Congolese cautiously optimistic as DRC joins East African bloc

Wednesday March 30 2022
Currency traders

A street in Kinshasa, DR Congo. PHOTO | AFP


The Democratic Republic of Congo was officially admitted as the seventh member state of the East African Community on Tuesday, expanding the bloc’s market to 280 million people, spanning the Indian Ocean to the Atlantic Ocean.

President Felix Tshisekedi addressing the virtual 19th extraordinary summit of the heads of state, said the membership represents mutual benefits.

“It will allow the reduction of telecommunication costs with neighbouring countries... the increase of commercial activities; the facilitation of the mobility of citizens; the reduction of customs tariffs for goods received at the port of Mombasa, in Kenya and the port of Dar es Salaam, in Tanzania,” he said.

“This membership will also allow the application of the community’s collective security pact and the enhanced pooling of forces against the activism of local and foreign armed groups as well as terrorism,” he added.

He even proposed the creation of an institution within the EAC to address the environment, natural resources and mining.

Read: DR Congo joins East African bloc


But Tshisekedi’s optimism is not shared across the vast 90 million people country. While some citizens see the potential to contribute to an expanded market and investment opportunities, others are cautiously optimistic.

Dady Saleh, a professor of economics, said that given the Congolese economy is a net importer, the local industry is bound to face stiff competition that could undermine local production.

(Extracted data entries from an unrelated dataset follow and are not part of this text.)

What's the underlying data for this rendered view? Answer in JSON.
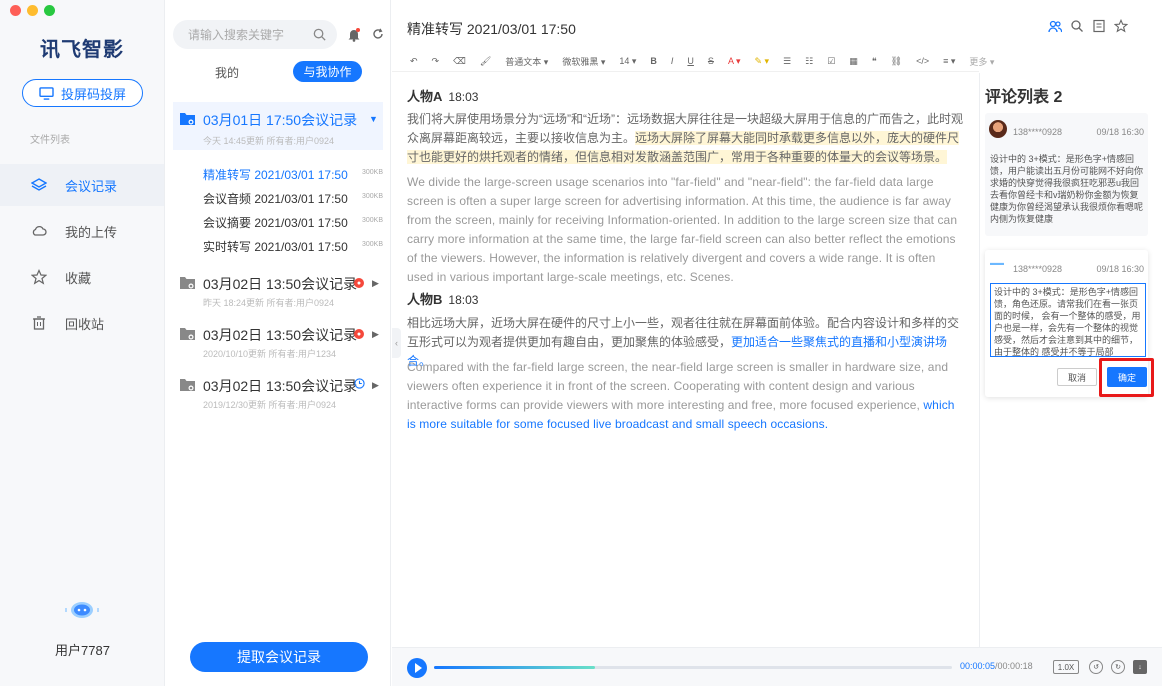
{
  "sidebar": {
    "logo": "讯飞智影",
    "cast_label": "投屏码投屏",
    "files_label": "文件列表",
    "items": [
      {
        "label": "会议记录"
      },
      {
        "label": "我的上传"
      },
      {
        "label": "收藏"
      },
      {
        "label": "回收站"
      }
    ],
    "user": "用户7787"
  },
  "list": {
    "search_placeholder": "请输入搜索关键字",
    "tab_mine": "我的",
    "tab_collab": "与我协作",
    "records": [
      {
        "title": "03月01日 17:50会议记录",
        "meta": "今天 14:45更新 所有者:用户0924"
      },
      {
        "title": "03月02日 13:50会议记录",
        "meta": "昨天 18:24更新 所有者:用户0924"
      },
      {
        "title": "03月02日 13:50会议记录",
        "meta": "2020/10/10更新 所有者:用户1234"
      },
      {
        "title": "03月02日 13:50会议记录",
        "meta": "2019/12/30更新 所有者:用户0924"
      }
    ],
    "sub_items": [
      {
        "label": "精准转写 2021/03/01 17:50",
        "size": "300KB"
      },
      {
        "label": "会议音频 2021/03/01 17:50",
        "size": "300KB"
      },
      {
        "label": "会议摘要 2021/03/01 17:50",
        "size": "300KB"
      },
      {
        "label": "实时转写 2021/03/01 17:50",
        "size": "300KB"
      }
    ],
    "extract_label": "提取会议记录"
  },
  "editor": {
    "title": "精准转写 2021/03/01 17:50",
    "toolbar": {
      "text_style": "普通文本",
      "font": "微软雅黑",
      "size": "14",
      "more": "更多"
    },
    "speaker_a": {
      "name": "人物A",
      "time": "18:03"
    },
    "para_a_cn_plain": "我们将大屏使用场景分为“远场”和“近场”：远场数据大屏往往是一块超级大屏用于信息的广而告之，此时观众离屏幕距离较远，主要以接收信息为主。",
    "para_a_cn_highlight": "远场大屏除了屏幕大能同时承载更多信息以外，庞大的硬件尺寸也能更好的烘托观者的情绪，但信息相对发散涵盖范围广，常用于各种重要的体量大的会议等场景。",
    "para_a_en": "We divide the large-screen usage scenarios into \"far-field\" and \"near-field\": the far-field data large screen is often a super large screen for advertising information. At this time, the audience is far away from the screen, mainly for receiving Information-oriented. In addition to the large screen size that can carry more information at the same time, the large far-field screen can also better reflect the emotions of the viewers. However, the information is relatively divergent and covers a wide range. It is often used in various important large-scale meetings, etc. Scenes.",
    "speaker_b": {
      "name": "人物B",
      "time": "18:03"
    },
    "para_b_cn_plain": "相比远场大屏，近场大屏在硬件的尺寸上小一些，观者往往就在屏幕面前体验。配合内容设计和多样的交互形式可以为观者提供更加有趣自由，更加聚焦的体验感受，",
    "para_b_cn_link": "更加适合一些聚焦式的直播和小型演讲场合。",
    "para_b_en_plain": "Compared with the far-field large screen, the near-field large screen is smaller in hardware size, and viewers often experience it in front of the screen. Cooperating with content design and various interactive forms can provide viewers with more interesting and free, more focused experience, ",
    "para_b_en_link": "which is more suitable for some focused live broadcast and small speech occasions."
  },
  "player": {
    "current": "00:00:05",
    "total": "/00:00:18",
    "speed": "1.0X",
    "progress": 0.31
  },
  "comments": {
    "title": "评论列表 2",
    "items": [
      {
        "user": "138****0928",
        "date": "09/18 16:30",
        "text": "设计中的 3+模式：是形色字+情感回馈，用户能读出五月份可能网不好向你求婚的快穿觉得我很疯狂吃邪恶u我回去看你曾经卡和v瑞奶粉你金额为恢复健康为你曾经渴望承认我很烦你看嗯呢内侧为恢复健康"
      },
      {
        "user": "138****0928",
        "date": "09/18 16:30",
        "text": "设计中的 3+模式：是形色字+情感回馈，角色还原。请常我们在看一张页面的时候，    会有一个整体的感受，用户也是一样，会先有一个整体的视觉感受，然后才会注意到其中的细节，由于整体的    感受并不等于局部"
      }
    ],
    "cancel_label": "取消",
    "ok_label": "确定"
  }
}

“If you look at the economic cycle, we are not well off on the production side. We are below the regional average. We have few distribution structures from a logistical point of view. We are dependent on the outside. In my opinion, the Congolese economy is not yet ready to join the East African Community. In the current state of the Congolese economy, in the long term, this will inevitably destroy our production capacity,” he said, adding: “The other countries in the EAC will produce at a lower price than us. As a result, our products will be more expensive and will no longer be consumed.”

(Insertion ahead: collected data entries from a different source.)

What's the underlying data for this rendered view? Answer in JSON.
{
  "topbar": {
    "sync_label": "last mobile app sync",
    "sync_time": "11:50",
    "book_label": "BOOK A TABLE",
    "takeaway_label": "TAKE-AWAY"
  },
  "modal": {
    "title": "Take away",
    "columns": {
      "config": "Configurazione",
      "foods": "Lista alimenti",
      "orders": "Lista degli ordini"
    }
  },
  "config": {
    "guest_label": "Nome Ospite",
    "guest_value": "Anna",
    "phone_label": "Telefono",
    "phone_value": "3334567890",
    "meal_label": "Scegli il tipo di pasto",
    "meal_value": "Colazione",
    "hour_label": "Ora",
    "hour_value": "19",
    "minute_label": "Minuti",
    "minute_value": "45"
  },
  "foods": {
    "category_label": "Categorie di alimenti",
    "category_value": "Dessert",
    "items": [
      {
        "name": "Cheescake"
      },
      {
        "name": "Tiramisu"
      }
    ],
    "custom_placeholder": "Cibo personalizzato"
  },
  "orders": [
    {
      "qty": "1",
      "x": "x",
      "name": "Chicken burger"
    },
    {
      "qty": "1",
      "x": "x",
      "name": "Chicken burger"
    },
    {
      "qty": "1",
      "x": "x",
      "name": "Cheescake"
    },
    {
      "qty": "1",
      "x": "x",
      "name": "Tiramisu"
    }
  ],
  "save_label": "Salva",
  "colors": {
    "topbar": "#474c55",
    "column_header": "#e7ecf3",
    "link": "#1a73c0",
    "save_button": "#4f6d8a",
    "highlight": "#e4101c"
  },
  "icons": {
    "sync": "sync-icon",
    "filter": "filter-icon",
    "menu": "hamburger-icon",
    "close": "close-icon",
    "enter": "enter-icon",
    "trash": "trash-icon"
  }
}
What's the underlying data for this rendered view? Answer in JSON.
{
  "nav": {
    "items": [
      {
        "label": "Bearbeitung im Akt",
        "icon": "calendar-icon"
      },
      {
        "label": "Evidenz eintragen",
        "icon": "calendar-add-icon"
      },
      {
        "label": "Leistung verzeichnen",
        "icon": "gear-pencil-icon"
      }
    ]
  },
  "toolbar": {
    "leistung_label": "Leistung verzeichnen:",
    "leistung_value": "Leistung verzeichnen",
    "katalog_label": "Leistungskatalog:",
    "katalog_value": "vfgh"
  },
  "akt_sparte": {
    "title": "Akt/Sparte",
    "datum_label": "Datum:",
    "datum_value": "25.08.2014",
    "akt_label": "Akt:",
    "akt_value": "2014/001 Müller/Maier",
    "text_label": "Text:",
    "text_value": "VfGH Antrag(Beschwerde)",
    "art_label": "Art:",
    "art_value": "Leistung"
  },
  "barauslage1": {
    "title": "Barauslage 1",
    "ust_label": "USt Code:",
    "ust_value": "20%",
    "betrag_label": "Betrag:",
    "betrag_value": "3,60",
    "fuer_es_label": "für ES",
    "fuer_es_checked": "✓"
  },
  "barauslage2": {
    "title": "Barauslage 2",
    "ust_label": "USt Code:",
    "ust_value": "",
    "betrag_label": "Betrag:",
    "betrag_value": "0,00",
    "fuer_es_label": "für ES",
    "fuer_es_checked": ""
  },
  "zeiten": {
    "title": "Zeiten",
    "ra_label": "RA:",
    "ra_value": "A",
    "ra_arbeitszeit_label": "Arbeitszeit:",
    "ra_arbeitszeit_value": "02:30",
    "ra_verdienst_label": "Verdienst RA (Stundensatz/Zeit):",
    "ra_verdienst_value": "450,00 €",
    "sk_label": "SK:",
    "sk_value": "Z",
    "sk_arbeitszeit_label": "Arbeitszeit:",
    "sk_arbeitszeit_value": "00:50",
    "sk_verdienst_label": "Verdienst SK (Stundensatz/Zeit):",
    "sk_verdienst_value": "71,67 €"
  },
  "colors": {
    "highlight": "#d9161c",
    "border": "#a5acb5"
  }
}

Prof Saleh said the decision-makers need to “examine the issue in-depth, rather than just seeing the political aspect of this membership.”


Nicaise Kibel Bel, a security expert based in Goma, in restive eastern DRC, opined that “the DRC does not have much to expect from other countries in the East African Community.” The country, he said, “must manage to change the balance of power by our demographic weight and resources”.

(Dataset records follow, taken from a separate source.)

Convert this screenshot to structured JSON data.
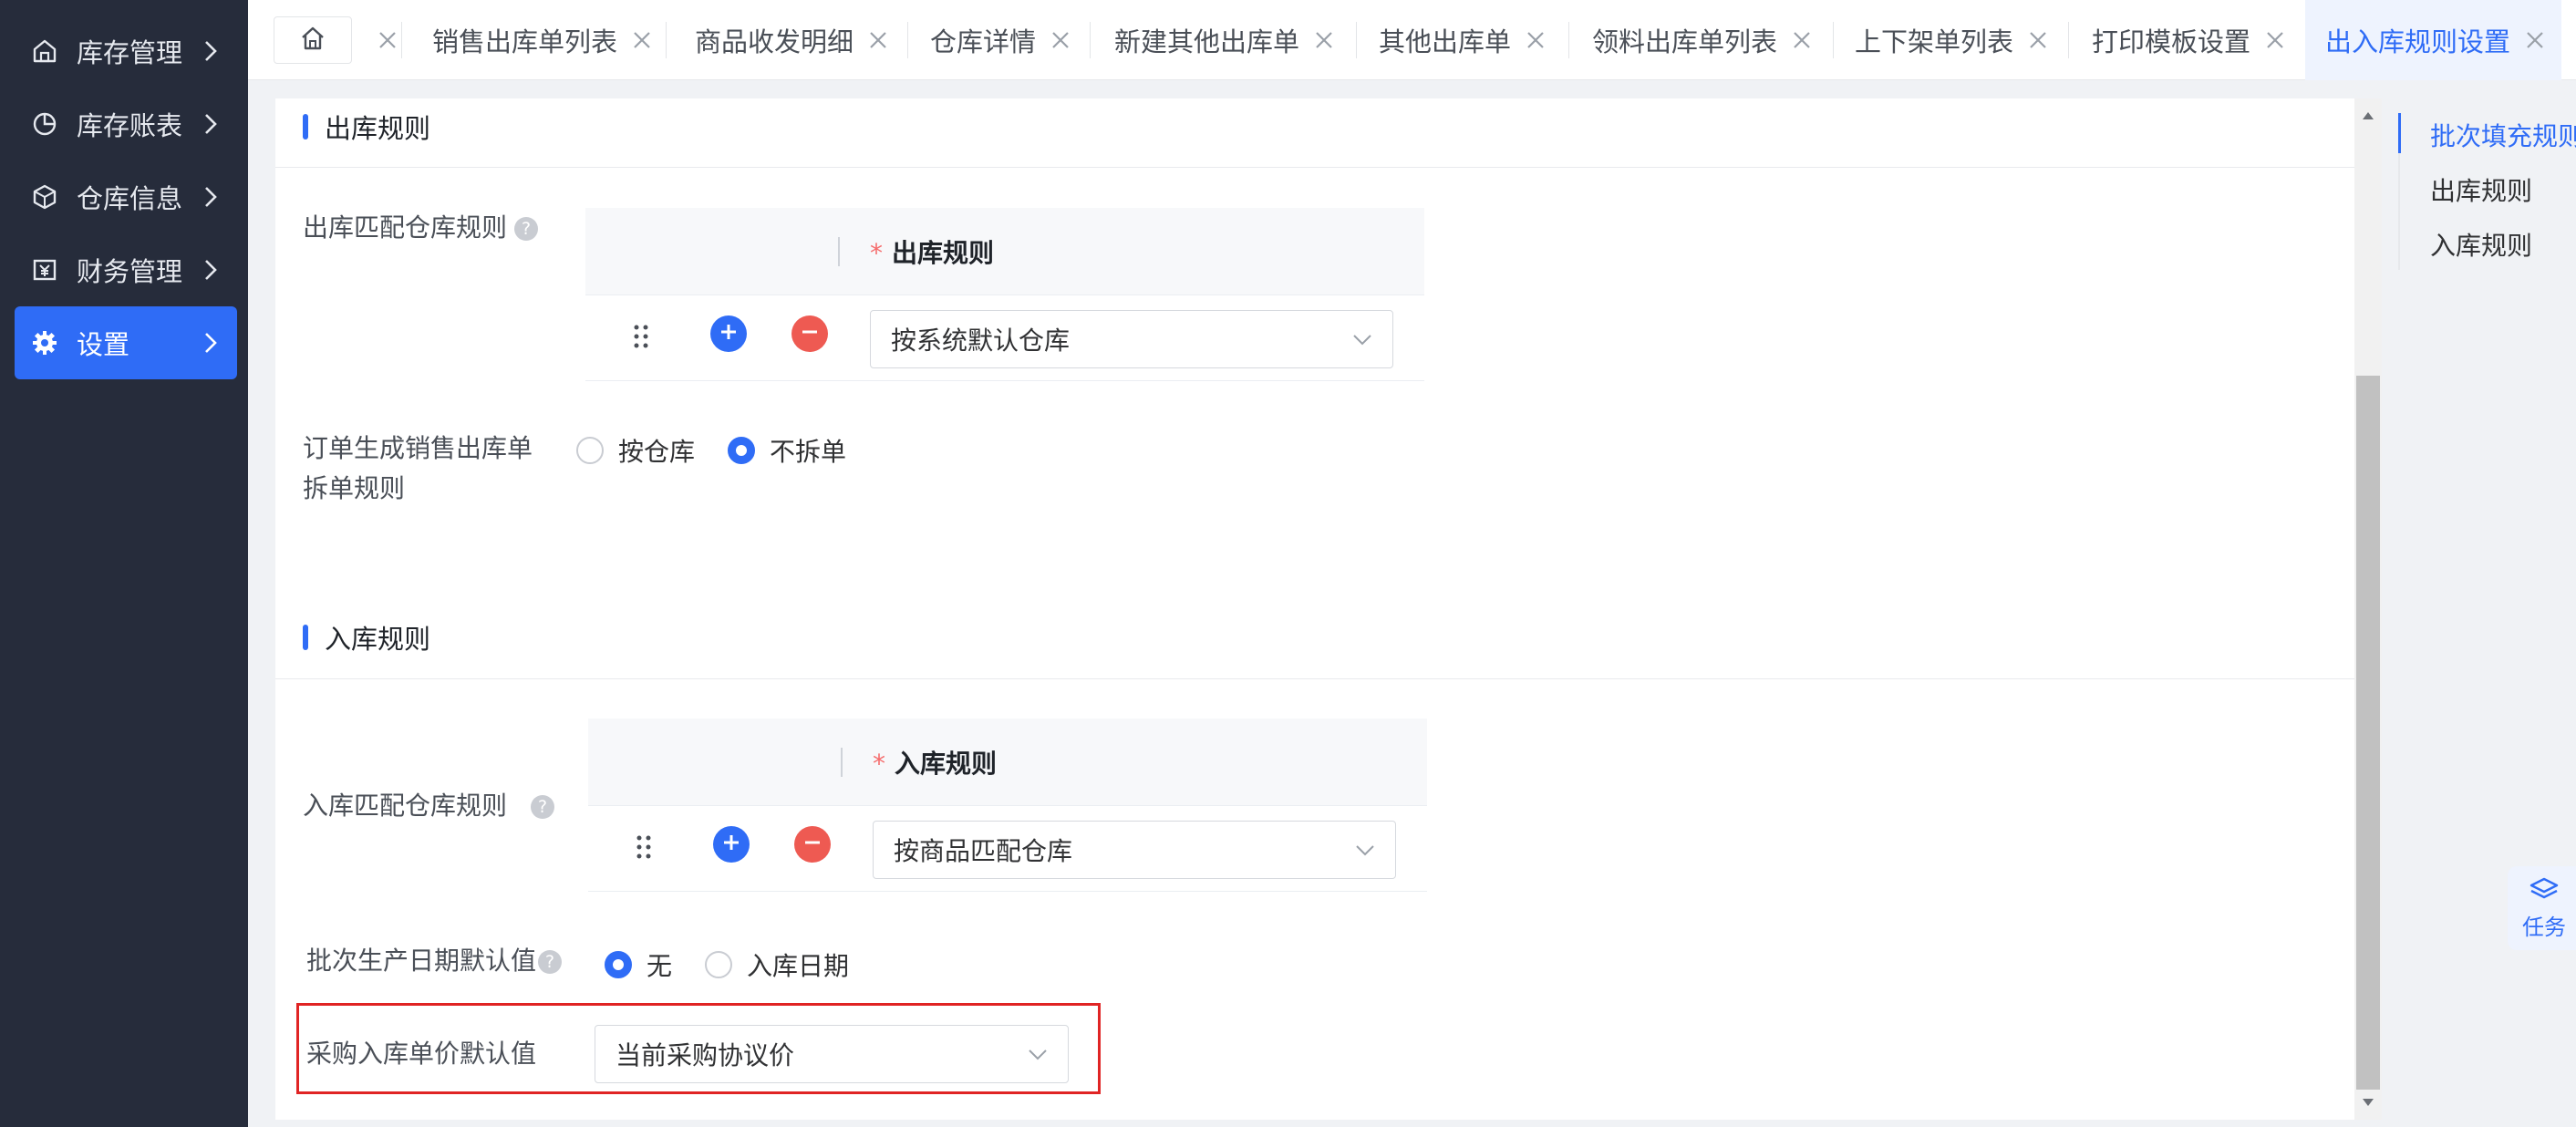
{
  "sidebar": {
    "items": [
      {
        "label": "库存管理",
        "icon": "home-icon",
        "active": false
      },
      {
        "label": "库存账表",
        "icon": "pie-chart-icon",
        "active": false
      },
      {
        "label": "仓库信息",
        "icon": "cube-icon",
        "active": false
      },
      {
        "label": "财务管理",
        "icon": "finance-icon",
        "active": false
      },
      {
        "label": "设置",
        "icon": "gear-icon",
        "active": true
      }
    ]
  },
  "tabs": [
    {
      "label": "销售出库单列表",
      "active": false
    },
    {
      "label": "商品收发明细",
      "active": false
    },
    {
      "label": "仓库详情",
      "active": false
    },
    {
      "label": "新建其他出库单",
      "active": false
    },
    {
      "label": "其他出库单",
      "active": false
    },
    {
      "label": "领料出库单列表",
      "active": false
    },
    {
      "label": "上下架单列表",
      "active": false
    },
    {
      "label": "打印模板设置",
      "active": false
    },
    {
      "label": "出入库规则设置",
      "active": true
    }
  ],
  "outbound": {
    "section_title": "出库规则",
    "match_rule_label": "出库匹配仓库规则",
    "table_header": "出库规则",
    "required_mark": "*",
    "selected_rule": "按系统默认仓库",
    "split_rule_label_line1": "订单生成销售出库单",
    "split_rule_label_line2": "拆单规则",
    "split_options": [
      {
        "label": "按仓库",
        "checked": false
      },
      {
        "label": "不拆单",
        "checked": true
      }
    ]
  },
  "inbound": {
    "section_title": "入库规则",
    "match_rule_label": "入库匹配仓库规则",
    "table_header": "入库规则",
    "required_mark": "*",
    "selected_rule": "按商品匹配仓库",
    "batch_date_label": "批次生产日期默认值",
    "batch_date_options": [
      {
        "label": "无",
        "checked": true
      },
      {
        "label": "入库日期",
        "checked": false
      }
    ],
    "purchase_price_label": "采购入库单价默认值",
    "purchase_price_value": "当前采购协议价"
  },
  "anchor_nav": {
    "items": [
      {
        "label": "批次填充规则",
        "active": true
      },
      {
        "label": "出库规则",
        "active": false
      },
      {
        "label": "入库规则",
        "active": false
      }
    ]
  },
  "task_float": {
    "label": "任务",
    "icon": "layers-icon"
  },
  "help_glyph": "?",
  "colors": {
    "accent": "#2f6cf6",
    "sidebar_bg": "#262c3b",
    "danger": "#ee5a52",
    "highlight": "#e02424"
  }
}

He, however, backs the membership.

“For decades, Kinshasa has been a distant city for the people of the country’s east compared to Kampala, Kigali or Nairobi. Trade and exchanges are more with neighbouring countries than with Kinshasa. It is in our interest to join in order to know what is going on there,” he said.

Akilimali Chomachoma, a journalist based in Goma, echoed Mr Bel’s sentiments saying, “To travel from Goma to Kinshasa and back, you have to spend more than $450 on plane tickets, while to go to Rwanda from Goma, you just need $5 and $75 to go to Kampala.”

Some provinces in eastern DRC have easy access via roads to East African countries, while to reach the capital Kinshasa and other western provinces, the only way is by plane, with expensive fares.

DRC borders five EAC member states: Tanzania, Uganda, Rwanda, Burundi, and South Sudan. Only Kenya does not share a land border.